News, commentary, insight on local happenings and fun from the staff of The Saline Reporter and Milan News-Leader.

Monday, April 19, 2010

A hundred years hence (and some change)

I walked through what was Kelly's and The Saline Cafe with new owner Pete Toarmina a few times over the last month and found the place a storehouse of local history.

Not to be too figurative, but I began thinking how old buildings such as those are something like ancestors, in the way that they seem to embody the good and the bad of the people who came before us.

Just like fathers and mothers, these structures have aged, some better than others depending upon maintenance, and hold the wisdom of collected years. They've seen a thing or two.

So, just as we might go to our own mom or dad seeking advice, we should also look to these buildings for advice, because all of the positive and negative aspects of their history can help us to direct our own lives with more precision.

The 103 and 105 block of W. Michigan Ave. that houses what was The Saline Cafe dates to 1876 a bit more than a decade after the Civil War.

As Pete would tell you, there are many functional problems to address with a building of this age, but, for the most part, it is intact and standing up well for its years.

That's quite an accomplishment and a blessing our ancestors left. Think of all the mid to late-19th century downtown districts we have in Michigan and how much we adore them for their charm and character.

They looked to the Italians and Greeks for civil inspiration, and we can look to these 19th century leaders and admire their collective resolve to achieve great things in times of hardship.

David Rhoads spoke about his own fondness for buildings of this era at the 'Saline Salutes' award ceremony hosted by the chamber of commerce over the weekend.

He said he loves working with structures such as these because they speak to him of the tenacity of those who put them up.

Rhoads' point is a good one to consider.
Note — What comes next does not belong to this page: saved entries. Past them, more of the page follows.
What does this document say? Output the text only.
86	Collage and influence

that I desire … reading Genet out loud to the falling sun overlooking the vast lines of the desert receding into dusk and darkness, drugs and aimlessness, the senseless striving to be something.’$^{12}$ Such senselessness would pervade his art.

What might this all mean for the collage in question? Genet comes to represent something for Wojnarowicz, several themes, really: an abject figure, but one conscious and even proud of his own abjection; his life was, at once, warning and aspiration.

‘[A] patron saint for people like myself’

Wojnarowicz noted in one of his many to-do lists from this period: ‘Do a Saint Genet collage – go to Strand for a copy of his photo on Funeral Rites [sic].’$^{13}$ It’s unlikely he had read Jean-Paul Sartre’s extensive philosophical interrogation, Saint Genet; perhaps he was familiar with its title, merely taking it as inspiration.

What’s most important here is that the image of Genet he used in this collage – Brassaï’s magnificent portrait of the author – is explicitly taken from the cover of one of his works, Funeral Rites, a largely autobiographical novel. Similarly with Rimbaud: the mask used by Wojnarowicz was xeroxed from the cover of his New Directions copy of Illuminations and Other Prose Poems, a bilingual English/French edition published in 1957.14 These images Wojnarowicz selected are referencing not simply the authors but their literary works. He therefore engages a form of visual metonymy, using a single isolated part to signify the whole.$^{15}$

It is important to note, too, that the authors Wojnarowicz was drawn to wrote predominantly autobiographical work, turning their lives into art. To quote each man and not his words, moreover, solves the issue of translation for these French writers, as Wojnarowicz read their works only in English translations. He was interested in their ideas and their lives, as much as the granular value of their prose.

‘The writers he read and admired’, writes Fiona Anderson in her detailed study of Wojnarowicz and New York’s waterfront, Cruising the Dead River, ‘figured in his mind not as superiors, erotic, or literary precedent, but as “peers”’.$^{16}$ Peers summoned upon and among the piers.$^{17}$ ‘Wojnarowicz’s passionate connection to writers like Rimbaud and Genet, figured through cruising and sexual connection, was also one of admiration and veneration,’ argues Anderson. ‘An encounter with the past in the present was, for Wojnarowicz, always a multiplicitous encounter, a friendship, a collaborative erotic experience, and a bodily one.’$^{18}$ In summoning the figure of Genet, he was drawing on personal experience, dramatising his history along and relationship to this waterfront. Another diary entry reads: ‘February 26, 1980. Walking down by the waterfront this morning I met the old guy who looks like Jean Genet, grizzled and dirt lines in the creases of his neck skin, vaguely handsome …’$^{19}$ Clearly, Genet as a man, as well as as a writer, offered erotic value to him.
Why is it so important that these people built in styles such as Italianate, Greek Revival, Neo-Classical and the like?

I tend to think Rhoads is correct about their tenaciousness dispositions, in that these motifs symbolize greatness and civic pride, as well as an abiding sense that we will get ahead and be OK.

Far from being irrelevant, these concepts can help us a great deal as we consider our own contemporary financial woes among other burning issues. Will we chose to have resolve and find ways to showcase that sensibility in our town?

Our ancestors were not perfect, for from it, but their architecture seems to have many redeeming values we should most certainly attempt to learn from.

Perhaps this is why I become so sullen when I hear of another historical building torn down, or have to drive by and see one neglected for years on end.

It feels like burying a family member.